The magazine’s April issue is centered around race, and as part of that, National Geographic took a frank look at itself.

“When we decided to devote our April magazine to the topic of race, we thought we should examine our own history before turning our reportorial gaze to others,” National Geographic editor Susan Goldberg wrote in the issue’s editor’s letter.

Goldberg explained that the magazine sought the help of an African history professor who reviewed its articles and explained how National Geographic all but ignored people of color in the U.S. and “pictured ‘natives’ elsewhere as exotics, famously and frequently unclothed, happy hunters, noble savages.”

The editor’s letter included several concrete examples of how National Geographic stories have exoticized people and promoted racist views.

The letter also asked readers to think critically when looking at images, highlighting how pictures of a “native person fascinated by Western technology” can really create an “us-and-them dichotomy between the civilized and the uncivilized.”

The package is worth reading on its own, but it also provides an example for other organizations seeking to grapple with their bigoted past.
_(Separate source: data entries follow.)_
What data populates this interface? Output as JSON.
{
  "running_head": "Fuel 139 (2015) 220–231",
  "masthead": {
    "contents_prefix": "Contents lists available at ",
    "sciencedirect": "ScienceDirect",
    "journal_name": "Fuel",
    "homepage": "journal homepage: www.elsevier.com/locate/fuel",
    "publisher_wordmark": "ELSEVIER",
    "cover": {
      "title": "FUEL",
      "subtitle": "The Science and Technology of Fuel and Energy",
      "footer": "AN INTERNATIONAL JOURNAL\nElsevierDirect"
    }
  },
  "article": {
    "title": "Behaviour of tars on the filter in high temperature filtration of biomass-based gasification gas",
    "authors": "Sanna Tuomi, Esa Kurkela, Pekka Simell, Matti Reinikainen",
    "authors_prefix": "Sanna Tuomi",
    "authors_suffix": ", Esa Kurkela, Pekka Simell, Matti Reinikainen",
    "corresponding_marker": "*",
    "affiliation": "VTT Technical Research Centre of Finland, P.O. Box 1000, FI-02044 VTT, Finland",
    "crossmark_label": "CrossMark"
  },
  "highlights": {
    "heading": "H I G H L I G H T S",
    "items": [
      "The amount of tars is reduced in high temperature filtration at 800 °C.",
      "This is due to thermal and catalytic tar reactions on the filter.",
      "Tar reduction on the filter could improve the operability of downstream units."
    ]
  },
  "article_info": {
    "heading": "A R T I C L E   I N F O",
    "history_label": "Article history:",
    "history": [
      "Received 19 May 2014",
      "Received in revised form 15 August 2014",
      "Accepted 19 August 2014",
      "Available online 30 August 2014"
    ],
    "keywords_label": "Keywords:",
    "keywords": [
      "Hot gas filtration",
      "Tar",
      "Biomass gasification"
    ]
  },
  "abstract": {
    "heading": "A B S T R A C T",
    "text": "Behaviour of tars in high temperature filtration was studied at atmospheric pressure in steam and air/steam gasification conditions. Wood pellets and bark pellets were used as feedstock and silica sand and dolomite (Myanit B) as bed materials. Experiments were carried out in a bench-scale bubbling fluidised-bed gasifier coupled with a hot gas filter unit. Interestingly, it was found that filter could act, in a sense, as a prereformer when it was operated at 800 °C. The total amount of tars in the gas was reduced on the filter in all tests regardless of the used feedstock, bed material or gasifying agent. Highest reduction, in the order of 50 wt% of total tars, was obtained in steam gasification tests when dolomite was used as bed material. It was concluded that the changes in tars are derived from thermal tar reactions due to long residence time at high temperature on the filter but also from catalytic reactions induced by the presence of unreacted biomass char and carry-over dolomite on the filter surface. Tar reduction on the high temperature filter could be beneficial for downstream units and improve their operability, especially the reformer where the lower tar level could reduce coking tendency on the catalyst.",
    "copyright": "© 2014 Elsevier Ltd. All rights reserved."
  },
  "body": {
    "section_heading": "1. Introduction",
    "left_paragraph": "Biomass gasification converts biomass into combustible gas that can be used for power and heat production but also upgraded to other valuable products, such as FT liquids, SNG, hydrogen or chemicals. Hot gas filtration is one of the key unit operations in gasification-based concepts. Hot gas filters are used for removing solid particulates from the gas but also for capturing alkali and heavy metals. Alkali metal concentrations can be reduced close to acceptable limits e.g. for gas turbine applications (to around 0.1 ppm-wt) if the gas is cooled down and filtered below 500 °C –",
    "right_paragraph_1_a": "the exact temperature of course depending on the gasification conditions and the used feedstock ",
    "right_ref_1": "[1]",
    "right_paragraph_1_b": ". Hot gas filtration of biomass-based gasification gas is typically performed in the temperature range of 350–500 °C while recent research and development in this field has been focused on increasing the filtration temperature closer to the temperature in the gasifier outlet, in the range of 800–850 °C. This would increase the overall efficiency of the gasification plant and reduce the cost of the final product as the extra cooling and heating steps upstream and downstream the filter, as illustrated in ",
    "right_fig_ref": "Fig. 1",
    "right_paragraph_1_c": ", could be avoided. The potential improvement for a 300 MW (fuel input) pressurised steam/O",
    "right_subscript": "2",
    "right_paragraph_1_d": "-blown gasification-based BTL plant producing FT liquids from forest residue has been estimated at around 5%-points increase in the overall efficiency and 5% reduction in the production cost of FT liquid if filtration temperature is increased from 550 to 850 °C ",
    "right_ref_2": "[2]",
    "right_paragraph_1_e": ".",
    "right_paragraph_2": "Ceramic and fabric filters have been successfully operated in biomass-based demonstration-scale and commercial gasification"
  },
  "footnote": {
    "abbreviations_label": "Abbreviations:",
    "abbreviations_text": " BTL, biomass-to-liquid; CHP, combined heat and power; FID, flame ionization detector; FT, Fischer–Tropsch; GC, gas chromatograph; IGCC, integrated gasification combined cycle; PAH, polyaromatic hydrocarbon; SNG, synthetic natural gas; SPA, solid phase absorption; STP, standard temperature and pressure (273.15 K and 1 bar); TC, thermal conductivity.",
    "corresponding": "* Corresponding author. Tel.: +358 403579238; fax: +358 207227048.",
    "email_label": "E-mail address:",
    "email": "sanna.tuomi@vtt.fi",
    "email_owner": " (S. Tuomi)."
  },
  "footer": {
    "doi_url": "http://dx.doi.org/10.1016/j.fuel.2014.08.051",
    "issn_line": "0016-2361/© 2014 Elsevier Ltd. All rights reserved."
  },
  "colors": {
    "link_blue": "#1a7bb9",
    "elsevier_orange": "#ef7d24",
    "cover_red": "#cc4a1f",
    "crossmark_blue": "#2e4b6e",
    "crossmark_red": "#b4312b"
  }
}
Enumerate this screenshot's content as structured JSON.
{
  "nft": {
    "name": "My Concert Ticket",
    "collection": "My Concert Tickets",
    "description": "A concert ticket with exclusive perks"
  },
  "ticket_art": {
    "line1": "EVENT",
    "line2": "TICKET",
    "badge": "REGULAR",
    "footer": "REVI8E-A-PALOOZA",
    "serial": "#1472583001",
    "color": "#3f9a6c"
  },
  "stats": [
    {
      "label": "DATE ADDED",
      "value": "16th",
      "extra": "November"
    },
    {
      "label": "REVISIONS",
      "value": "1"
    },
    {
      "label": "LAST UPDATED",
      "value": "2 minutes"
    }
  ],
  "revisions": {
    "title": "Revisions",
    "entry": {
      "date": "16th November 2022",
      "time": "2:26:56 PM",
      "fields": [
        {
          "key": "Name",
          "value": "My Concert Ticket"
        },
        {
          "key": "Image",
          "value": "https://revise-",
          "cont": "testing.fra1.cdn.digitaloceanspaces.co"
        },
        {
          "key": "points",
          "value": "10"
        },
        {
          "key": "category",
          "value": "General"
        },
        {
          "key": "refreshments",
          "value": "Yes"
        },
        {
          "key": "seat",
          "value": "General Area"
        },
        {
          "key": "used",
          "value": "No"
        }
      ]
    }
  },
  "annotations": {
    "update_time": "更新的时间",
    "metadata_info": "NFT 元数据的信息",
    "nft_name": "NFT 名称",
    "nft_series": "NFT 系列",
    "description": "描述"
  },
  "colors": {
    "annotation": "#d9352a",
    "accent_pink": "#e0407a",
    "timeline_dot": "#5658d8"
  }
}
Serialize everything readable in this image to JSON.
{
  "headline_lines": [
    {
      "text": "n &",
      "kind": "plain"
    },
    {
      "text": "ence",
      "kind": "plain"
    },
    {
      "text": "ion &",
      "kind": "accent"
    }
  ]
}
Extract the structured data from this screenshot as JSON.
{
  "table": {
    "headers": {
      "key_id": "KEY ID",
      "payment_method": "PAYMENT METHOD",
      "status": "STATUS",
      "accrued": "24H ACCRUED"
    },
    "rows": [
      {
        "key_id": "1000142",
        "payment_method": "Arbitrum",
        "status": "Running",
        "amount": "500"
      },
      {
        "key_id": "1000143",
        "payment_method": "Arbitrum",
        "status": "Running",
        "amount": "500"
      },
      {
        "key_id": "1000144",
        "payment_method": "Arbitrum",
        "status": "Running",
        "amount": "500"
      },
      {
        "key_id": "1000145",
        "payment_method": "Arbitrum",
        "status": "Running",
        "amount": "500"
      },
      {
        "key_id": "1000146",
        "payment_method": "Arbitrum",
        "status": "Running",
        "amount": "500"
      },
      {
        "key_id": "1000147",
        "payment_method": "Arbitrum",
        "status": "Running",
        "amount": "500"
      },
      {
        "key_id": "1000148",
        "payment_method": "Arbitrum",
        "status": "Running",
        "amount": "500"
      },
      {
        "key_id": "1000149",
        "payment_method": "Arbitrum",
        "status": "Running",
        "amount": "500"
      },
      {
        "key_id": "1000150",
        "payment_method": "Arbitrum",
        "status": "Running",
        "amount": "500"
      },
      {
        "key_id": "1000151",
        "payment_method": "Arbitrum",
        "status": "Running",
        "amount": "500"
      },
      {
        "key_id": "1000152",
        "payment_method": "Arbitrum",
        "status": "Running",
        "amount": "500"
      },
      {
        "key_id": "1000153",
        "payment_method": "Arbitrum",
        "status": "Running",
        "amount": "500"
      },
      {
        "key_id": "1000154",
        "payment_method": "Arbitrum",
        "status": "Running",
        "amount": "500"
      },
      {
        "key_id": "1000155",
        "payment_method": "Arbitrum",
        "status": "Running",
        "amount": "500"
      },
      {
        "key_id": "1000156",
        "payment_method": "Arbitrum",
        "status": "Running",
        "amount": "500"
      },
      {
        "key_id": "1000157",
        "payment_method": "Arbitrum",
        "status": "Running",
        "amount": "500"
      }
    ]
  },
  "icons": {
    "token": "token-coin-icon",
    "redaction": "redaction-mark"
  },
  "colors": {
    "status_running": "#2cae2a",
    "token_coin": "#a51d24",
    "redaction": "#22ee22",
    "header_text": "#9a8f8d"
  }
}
For instance, The New York Times was celebrated last week when it published 15 obituaries of notable women the paper “overlooked”: The paper finally commemorated the lives of people like journalist and activist Ida B. Wells, who died in 1931, and LGBTQ rights activists Marsha P. Johnson, who died in 1992.

The long-overdue obituaries were part of a meaningful project published on International Women’s Day, and it was great to see them. But unlike National Geographic, some of the Times pieces failed to explore how the paper was complicit in promoting or ignoring the issues that complicated the lives of the same women they were honoring with obituaries.

In an August 2, 1894 article, for instance, the Times discredited Ida B. Wells by referring to her as a “slanderous, nasty mulattress.” The belated obituary makes no mention of this.

There’s also a notable difference in the tone of the two revisionist history projects. National Geographic uses the word “ignored” to describe the stories and people the magazine didn’t cover. The Times, on the other hand, used the more neutral word “overlooked.”

The Times did not respond to a request for comment for this story but we’ll update if we hear from them.

It’s rare to see editors highlighting racist content and calling it what it is. Now, we have to wait and see if National Geographic puts its money where its mouth is by hiring more writers and photographers of color to tell stories about their own communities.